Il Portale storico della Presidenza della Repubblica

Pubblicato il 2 giugno 2018, il Portale storico della Presidenza della Repubblica rende progressivamente disponibile il patrimonio conservato dall'Archivio storico.
Archivi, documenti, fotografie, dati, percorsi tematici e risorse digitali trasmettono la memoria dei Capi dello Stato dell'Italia repubblicana; testimoniano in modo straordinariamente capillare le attività, gli interventi e i discorsi dei Presidenti della Repubblica nello svolgimento delle funzioni che la Costituzione assegna loro; testimoniano le attività dell'Amministrazione e dei suoi protagonisti, che operano a supporto della figura presidenziale; rappresentano il Paese che ne costituisce lo sfondo; raccontano le vicende del Palazzo del Quirinale, ieri palazzo dei papi e dei re, oggi sede della massima carica dello Stato repubblicano.

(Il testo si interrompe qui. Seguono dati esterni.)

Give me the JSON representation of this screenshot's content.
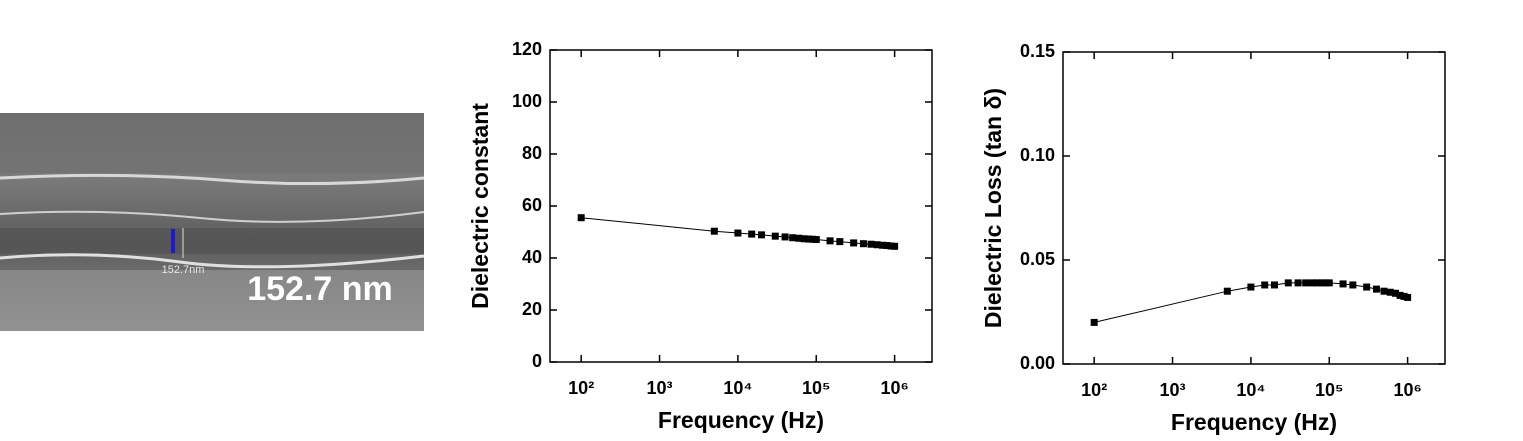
{
  "image": {
    "label": "152.7 nm",
    "scale_label": "152.7nm"
  },
  "chart_data": [
    {
      "type": "line",
      "xlabel": "Frequency (Hz)",
      "ylabel": "Dielectric constant",
      "log_x": true,
      "color": "#000000",
      "x": [
        100,
        5000,
        10000,
        15000,
        20000,
        30000,
        40000,
        50000,
        60000,
        70000,
        80000,
        90000,
        100000,
        150000,
        200000,
        300000,
        400000,
        500000,
        600000,
        700000,
        800000,
        900000,
        1000000
      ],
      "values": [
        55.5,
        50.3,
        49.6,
        49.2,
        48.9,
        48.4,
        48.1,
        47.8,
        47.6,
        47.4,
        47.3,
        47.2,
        47.1,
        46.6,
        46.3,
        45.8,
        45.5,
        45.3,
        45.1,
        44.9,
        44.8,
        44.6,
        44.5
      ],
      "xlim": [
        40,
        3000000
      ],
      "xticks": [
        {
          "value": 100,
          "label": "10²"
        },
        {
          "value": 1000,
          "label": "10³"
        },
        {
          "value": 10000,
          "label": "10⁴"
        },
        {
          "value": 100000,
          "label": "10⁵"
        },
        {
          "value": 1000000,
          "label": "10⁶"
        }
      ],
      "ylim": [
        0,
        120
      ],
      "yticks": [
        0,
        20,
        40,
        60,
        80,
        100,
        120
      ]
    },
    {
      "type": "line",
      "xlabel": "Frequency (Hz)",
      "ylabel": "Dielectric Loss (tan δ)",
      "log_x": true,
      "color": "#000000",
      "x": [
        100,
        5000,
        10000,
        15000,
        20000,
        30000,
        40000,
        50000,
        60000,
        70000,
        80000,
        90000,
        100000,
        150000,
        200000,
        300000,
        400000,
        500000,
        600000,
        700000,
        800000,
        900000,
        1000000
      ],
      "values": [
        0.02,
        0.035,
        0.037,
        0.038,
        0.038,
        0.039,
        0.039,
        0.039,
        0.039,
        0.039,
        0.039,
        0.039,
        0.039,
        0.0385,
        0.038,
        0.037,
        0.036,
        0.035,
        0.0345,
        0.034,
        0.033,
        0.0325,
        0.032
      ],
      "xlim": [
        40,
        3000000
      ],
      "xticks": [
        {
          "value": 100,
          "label": "10²"
        },
        {
          "value": 1000,
          "label": "10³"
        },
        {
          "value": 10000,
          "label": "10⁴"
        },
        {
          "value": 100000,
          "label": "10⁵"
        },
        {
          "value": 1000000,
          "label": "10⁶"
        }
      ],
      "ylim": [
        0,
        0.15
      ],
      "yticks": [
        {
          "value": 0,
          "label": "0.00"
        },
        0.05,
        {
          "value": 0.1,
          "label": "0.10"
        },
        0.15
      ]
    }
  ]
}
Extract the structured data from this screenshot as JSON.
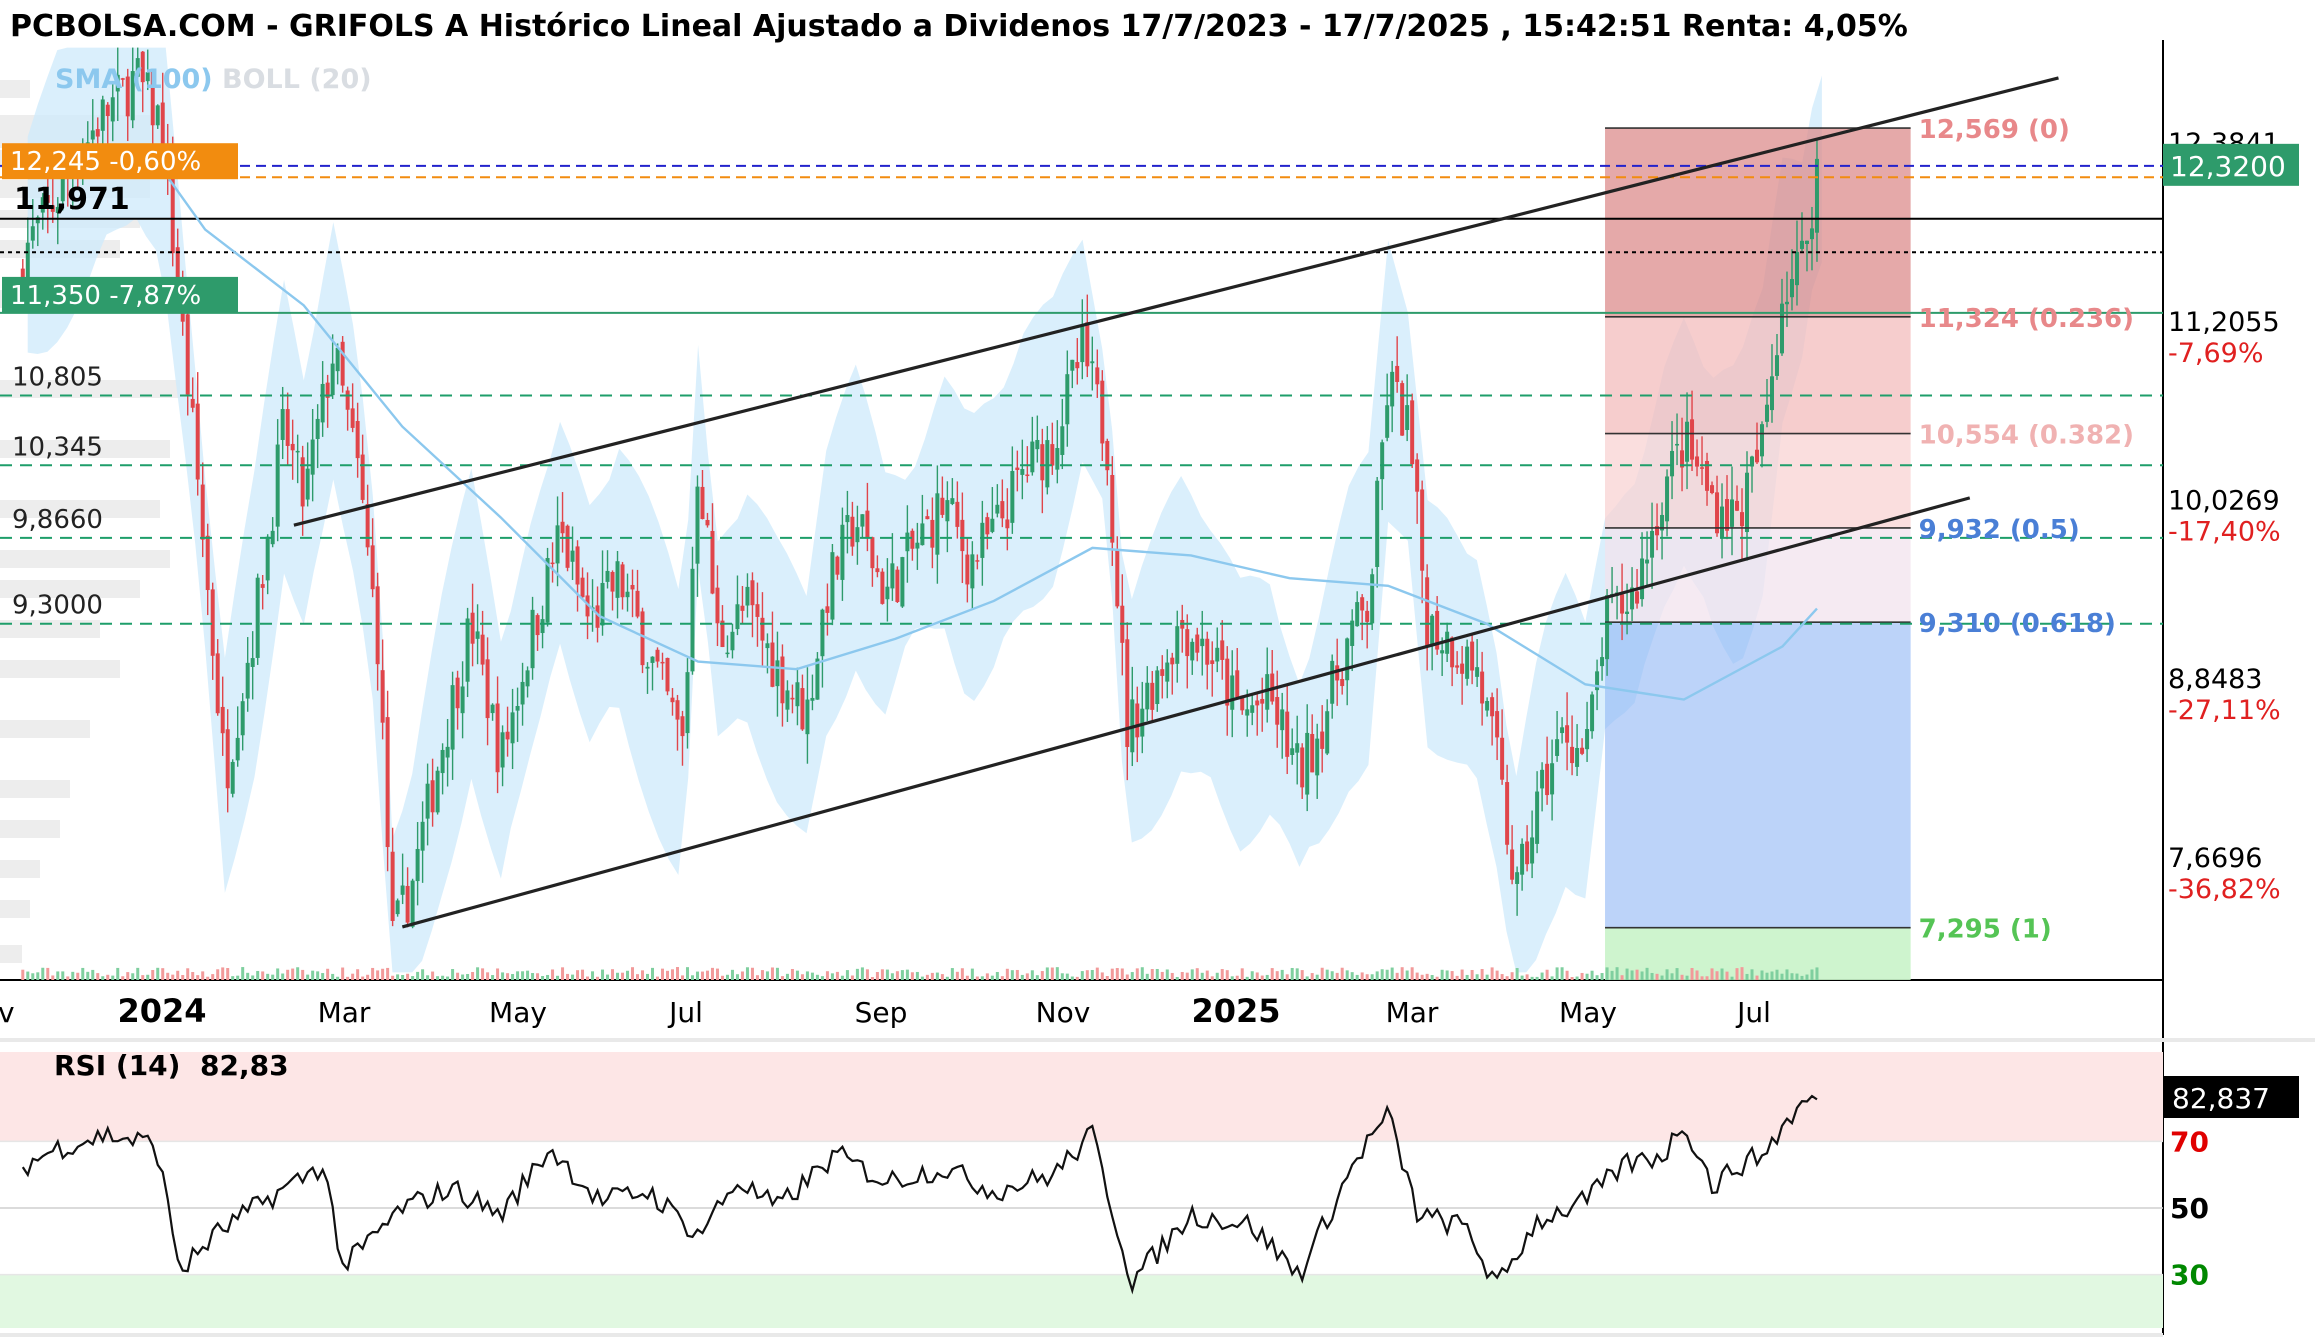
{
  "title": "PCBOLSA.COM - GRIFOLS A Histórico Lineal Ajustado a Dividenos 17/7/2023 - 17/7/2025 , 15:42:51 Renta: 4,05%",
  "legend": {
    "sma": "SMA (100)",
    "boll": "BOLL (20)"
  },
  "colors": {
    "up": "#2e9b6b",
    "down": "#e0454a",
    "sma": "#8cc8ee",
    "boll_fill": "#cde9fb",
    "trend": "#222222",
    "fib_top": "#e8a0a0",
    "fib_mid": "#f6cfcf",
    "fib_blue": "#a9c6f6",
    "support_green": "#2e9b6b",
    "current_box": "#2e9b6b",
    "orange": "#f28c0f",
    "blue_dash": "#2222cc"
  },
  "chart_data": {
    "type": "candlestick",
    "ylim": [
      6.95,
      13.15
    ],
    "x_labels": [
      {
        "label": "v",
        "bold": false
      },
      {
        "label": "2024",
        "bold": true
      },
      {
        "label": "Mar",
        "bold": false
      },
      {
        "label": "May",
        "bold": false
      },
      {
        "label": "Jul",
        "bold": false
      },
      {
        "label": "Sep",
        "bold": false
      },
      {
        "label": "Nov",
        "bold": false
      },
      {
        "label": "2025",
        "bold": true
      },
      {
        "label": "Mar",
        "bold": false
      },
      {
        "label": "May",
        "bold": false
      },
      {
        "label": "Jul",
        "bold": false
      }
    ],
    "right_axis": [
      {
        "value": 12.3841,
        "label": "12,3841",
        "pct": ""
      },
      {
        "value": 11.2055,
        "label": "11,2055",
        "pct": "-7,69%"
      },
      {
        "value": 10.0269,
        "label": "10,0269",
        "pct": "-17,40%"
      },
      {
        "value": 8.8483,
        "label": "8,8483",
        "pct": "-27,11%"
      },
      {
        "value": 7.6696,
        "label": "7,6696",
        "pct": "-36,82%"
      }
    ],
    "current_price": {
      "value": 12.32,
      "label": "12,3200"
    },
    "left_levels": [
      {
        "value": 12.245,
        "label": "12,245  -0,60%",
        "style": "orange"
      },
      {
        "value": 11.971,
        "label": "11,971",
        "style": "bold"
      },
      {
        "value": 11.35,
        "label": "11,350  -7,87%",
        "style": "green"
      },
      {
        "value": 10.805,
        "label": "10,805",
        "style": "plain"
      },
      {
        "value": 10.345,
        "label": "10,345",
        "style": "plain"
      },
      {
        "value": 9.866,
        "label": "9,8660",
        "style": "plain"
      },
      {
        "value": 9.3,
        "label": "9,3000",
        "style": "plain"
      }
    ],
    "fibonacci": [
      {
        "value": 12.569,
        "label": "12,569 (0)"
      },
      {
        "value": 11.324,
        "label": "11,324 (0.236)"
      },
      {
        "value": 10.554,
        "label": "10,554 (0.382)"
      },
      {
        "value": 9.932,
        "label": "9,932 (0.5)"
      },
      {
        "value": 9.31,
        "label": "9,310 (0.618)"
      },
      {
        "value": 7.295,
        "label": "7,295 (1)"
      }
    ],
    "price_anchors": [
      {
        "x": 0.0,
        "y": 11.6
      },
      {
        "x": 0.4,
        "y": 12.0
      },
      {
        "x": 0.9,
        "y": 12.6
      },
      {
        "x": 1.3,
        "y": 12.9
      },
      {
        "x": 1.55,
        "y": 12.6
      },
      {
        "x": 1.9,
        "y": 10.4
      },
      {
        "x": 2.2,
        "y": 8.3
      },
      {
        "x": 2.5,
        "y": 9.3
      },
      {
        "x": 2.8,
        "y": 10.6
      },
      {
        "x": 3.0,
        "y": 10.1
      },
      {
        "x": 3.3,
        "y": 11.1
      },
      {
        "x": 3.55,
        "y": 10.3
      },
      {
        "x": 3.75,
        "y": 9.2
      },
      {
        "x": 3.9,
        "y": 7.2
      },
      {
        "x": 4.1,
        "y": 7.6
      },
      {
        "x": 4.4,
        "y": 8.5
      },
      {
        "x": 4.7,
        "y": 9.3
      },
      {
        "x": 5.0,
        "y": 8.4
      },
      {
        "x": 5.3,
        "y": 9.2
      },
      {
        "x": 5.6,
        "y": 9.9
      },
      {
        "x": 5.9,
        "y": 9.3
      },
      {
        "x": 6.2,
        "y": 9.6
      },
      {
        "x": 6.5,
        "y": 9.1
      },
      {
        "x": 6.85,
        "y": 8.5
      },
      {
        "x": 7.0,
        "y": 10.4
      },
      {
        "x": 7.2,
        "y": 9.2
      },
      {
        "x": 7.5,
        "y": 9.4
      },
      {
        "x": 7.8,
        "y": 9.0
      },
      {
        "x": 8.1,
        "y": 8.7
      },
      {
        "x": 8.3,
        "y": 9.5
      },
      {
        "x": 8.6,
        "y": 10.0
      },
      {
        "x": 8.9,
        "y": 9.5
      },
      {
        "x": 9.2,
        "y": 9.8
      },
      {
        "x": 9.5,
        "y": 10.1
      },
      {
        "x": 9.75,
        "y": 9.7
      },
      {
        "x": 10.0,
        "y": 9.9
      },
      {
        "x": 10.3,
        "y": 10.3
      },
      {
        "x": 10.6,
        "y": 10.5
      },
      {
        "x": 10.9,
        "y": 11.1
      },
      {
        "x": 11.15,
        "y": 10.5
      },
      {
        "x": 11.35,
        "y": 8.6
      },
      {
        "x": 11.6,
        "y": 8.9
      },
      {
        "x": 11.9,
        "y": 9.3
      },
      {
        "x": 12.2,
        "y": 9.1
      },
      {
        "x": 12.5,
        "y": 8.7
      },
      {
        "x": 12.8,
        "y": 8.8
      },
      {
        "x": 13.1,
        "y": 8.3
      },
      {
        "x": 13.3,
        "y": 8.6
      },
      {
        "x": 13.6,
        "y": 9.2
      },
      {
        "x": 13.8,
        "y": 9.4
      },
      {
        "x": 14.0,
        "y": 10.9
      },
      {
        "x": 14.2,
        "y": 10.6
      },
      {
        "x": 14.4,
        "y": 9.3
      },
      {
        "x": 14.6,
        "y": 9.2
      },
      {
        "x": 14.9,
        "y": 9.0
      },
      {
        "x": 15.1,
        "y": 8.4
      },
      {
        "x": 15.3,
        "y": 7.5
      },
      {
        "x": 15.55,
        "y": 8.2
      },
      {
        "x": 15.8,
        "y": 8.6
      },
      {
        "x": 16.0,
        "y": 8.4
      },
      {
        "x": 16.2,
        "y": 9.3
      },
      {
        "x": 16.5,
        "y": 9.5
      },
      {
        "x": 16.8,
        "y": 10.2
      },
      {
        "x": 17.0,
        "y": 10.5
      },
      {
        "x": 17.3,
        "y": 10.1
      },
      {
        "x": 17.55,
        "y": 10.0
      },
      {
        "x": 17.8,
        "y": 10.5
      },
      {
        "x": 18.0,
        "y": 11.5
      },
      {
        "x": 18.2,
        "y": 11.7
      },
      {
        "x": 18.35,
        "y": 12.3
      }
    ],
    "sma_100": [
      {
        "x": 1.45,
        "y": 12.4
      },
      {
        "x": 2.0,
        "y": 11.9
      },
      {
        "x": 3.0,
        "y": 11.4
      },
      {
        "x": 4.0,
        "y": 10.6
      },
      {
        "x": 5.0,
        "y": 10.0
      },
      {
        "x": 6.0,
        "y": 9.35
      },
      {
        "x": 7.0,
        "y": 9.05
      },
      {
        "x": 8.0,
        "y": 9.0
      },
      {
        "x": 9.0,
        "y": 9.2
      },
      {
        "x": 10.0,
        "y": 9.45
      },
      {
        "x": 11.0,
        "y": 9.8
      },
      {
        "x": 12.0,
        "y": 9.75
      },
      {
        "x": 13.0,
        "y": 9.6
      },
      {
        "x": 14.0,
        "y": 9.55
      },
      {
        "x": 15.0,
        "y": 9.3
      },
      {
        "x": 16.0,
        "y": 8.9
      },
      {
        "x": 17.0,
        "y": 8.8
      },
      {
        "x": 18.0,
        "y": 9.15
      },
      {
        "x": 18.35,
        "y": 9.4
      }
    ],
    "trendlines": [
      {
        "x1": 2.9,
        "y1": 9.95,
        "x2": 20.8,
        "y2": 12.9
      },
      {
        "x1": 4.0,
        "y1": 7.3,
        "x2": 19.9,
        "y2": 10.13
      }
    ],
    "fib_range_x": [
      16.2,
      19.3
    ],
    "x_max": 21.86,
    "rsi": {
      "label": "RSI (14)",
      "value_text": "82,83",
      "last_label": "82,837",
      "ylim": [
        14,
        98
      ],
      "levels": [
        {
          "value": 70,
          "label": "70",
          "color": "#e00000"
        },
        {
          "value": 50,
          "label": "50",
          "color": "#000000"
        },
        {
          "value": 30,
          "label": "30",
          "color": "#008800"
        }
      ],
      "anchors": [
        {
          "x": 0.0,
          "y": 60
        },
        {
          "x": 0.5,
          "y": 68
        },
        {
          "x": 1.0,
          "y": 72
        },
        {
          "x": 1.5,
          "y": 69
        },
        {
          "x": 1.75,
          "y": 31
        },
        {
          "x": 2.1,
          "y": 42
        },
        {
          "x": 2.6,
          "y": 52
        },
        {
          "x": 3.2,
          "y": 63
        },
        {
          "x": 3.4,
          "y": 32
        },
        {
          "x": 4.0,
          "y": 50
        },
        {
          "x": 4.5,
          "y": 56
        },
        {
          "x": 5.0,
          "y": 48
        },
        {
          "x": 5.5,
          "y": 68
        },
        {
          "x": 6.0,
          "y": 52
        },
        {
          "x": 6.5,
          "y": 55
        },
        {
          "x": 7.0,
          "y": 42
        },
        {
          "x": 7.4,
          "y": 58
        },
        {
          "x": 7.8,
          "y": 50
        },
        {
          "x": 8.4,
          "y": 66
        },
        {
          "x": 8.9,
          "y": 58
        },
        {
          "x": 9.5,
          "y": 62
        },
        {
          "x": 10.0,
          "y": 55
        },
        {
          "x": 10.6,
          "y": 60
        },
        {
          "x": 11.0,
          "y": 72
        },
        {
          "x": 11.4,
          "y": 28
        },
        {
          "x": 12.0,
          "y": 48
        },
        {
          "x": 12.6,
          "y": 45
        },
        {
          "x": 13.1,
          "y": 30
        },
        {
          "x": 13.7,
          "y": 66
        },
        {
          "x": 14.0,
          "y": 78
        },
        {
          "x": 14.3,
          "y": 48
        },
        {
          "x": 14.8,
          "y": 44
        },
        {
          "x": 15.1,
          "y": 26
        },
        {
          "x": 15.5,
          "y": 46
        },
        {
          "x": 16.0,
          "y": 52
        },
        {
          "x": 16.4,
          "y": 63
        },
        {
          "x": 16.8,
          "y": 66
        },
        {
          "x": 17.0,
          "y": 76
        },
        {
          "x": 17.3,
          "y": 56
        },
        {
          "x": 17.5,
          "y": 62
        },
        {
          "x": 17.8,
          "y": 66
        },
        {
          "x": 18.1,
          "y": 78
        },
        {
          "x": 18.3,
          "y": 83
        }
      ]
    }
  }
}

I numeri del Portale: 70.780 eventi, tra udienze, impegni pubblici e privati dei Presidenti; 1.729 visite in Italia e 570 viaggi all'estero; 16.269 pagine di diario digitalizzate; 440.016 immagini; 25.111 immagini che documentano la storia d'Italia dalla Monarchia alla Repubblica; 10.445 audiovisivi; 16.918 complessi archivistici; 6.865 discorsi e interventi; 5.325 atti firmati; 55.759 Provvedimenti di grazia; 542 comunicati della Presidenza del Consiglio dei Ministri dal 1945 al 1950;11.835 comunicati delle presidenze Ciampi e Napolitano; 168.952 comunicati di cui 28.360 indicizzati dalle presidenze Gronchi a Scalfaro; oltre 500 volumi in Materiali e pubblicazioni per un totale di 50.000 pagine in formato digitale; 75 soggetti produttori e 516 strutture organizzative; 131 biografie di consiglieri e consulenti; 1.665.718 triple caricate sull'Endpoint (aggiornamento del 19 aprile 2024)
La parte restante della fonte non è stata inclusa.